Son humilité et sa dépendance totale envers Dieu étaient évidentes. Il reconnaissait qu’il ne pouvait rien faire sans l’onction du Saint-Esprit. C’est pourquoi il se retirait souvent des foules, non par rejet des hommes, mais pour chercher la face de Dieu, conscient que son ministère dépendait entièrement de cette communion.
Ses réunions avaient un impact profond. Beaucoup témoignaient de guérisons, parfois sans même passer par une ligne de prière, simplement en exerçant leur foi. Mais au-delà des guérisons physiques, son ministère apportait une restauration de la foi, dissipant le doute et ramenant les cœurs à la certitude que Dieu est réel, présent et agissant.

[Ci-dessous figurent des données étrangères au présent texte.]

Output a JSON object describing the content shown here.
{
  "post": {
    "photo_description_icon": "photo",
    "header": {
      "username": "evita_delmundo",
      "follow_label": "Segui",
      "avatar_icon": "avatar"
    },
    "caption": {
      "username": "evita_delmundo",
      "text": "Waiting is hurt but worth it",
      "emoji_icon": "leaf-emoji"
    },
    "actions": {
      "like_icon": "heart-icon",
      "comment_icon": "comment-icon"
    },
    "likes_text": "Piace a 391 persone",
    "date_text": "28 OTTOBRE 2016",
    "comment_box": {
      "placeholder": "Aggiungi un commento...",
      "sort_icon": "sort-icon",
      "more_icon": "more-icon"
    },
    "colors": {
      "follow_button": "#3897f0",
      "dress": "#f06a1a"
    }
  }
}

Ces campagnes avaient également une dimension missionnaire. Elles touchaient des personnes qui, autrement, n’auraient jamais fréquenté une église. De nombreuses vies furent transformées, et plusieurs assemblées locales virent leur nombre croître à la suite de ces réunions.
Le 24 décembre 1965, William Marrion Branham quitta cette vie à la suite d’un accident. Cependant, son message continue d’être diffusé dans le monde entier, notamment par des organisations comme Branham.org, qui préservent et distribuent ses prédications.
Ainsi, répondre à la question « Qui est William Marrion Branham ? » dépend en grande partie de la perception spirituelle de chacun. Pour ceux qui reçoivent son message, il est un instrument choisi par Dieu pour rappeler l’Église à la Parole, restaurer la foi biblique et préparer les croyants à la venue du Seigneur.
Mais au-delà de toute considération, une chose demeure centrale : son ministère n’avait qu’un seul objectif — élever Jésus-Christ, ramener les cœurs à Dieu et rappeler que la Bible est vivante, vraie et toujours confirmée par la puissance de Dieu.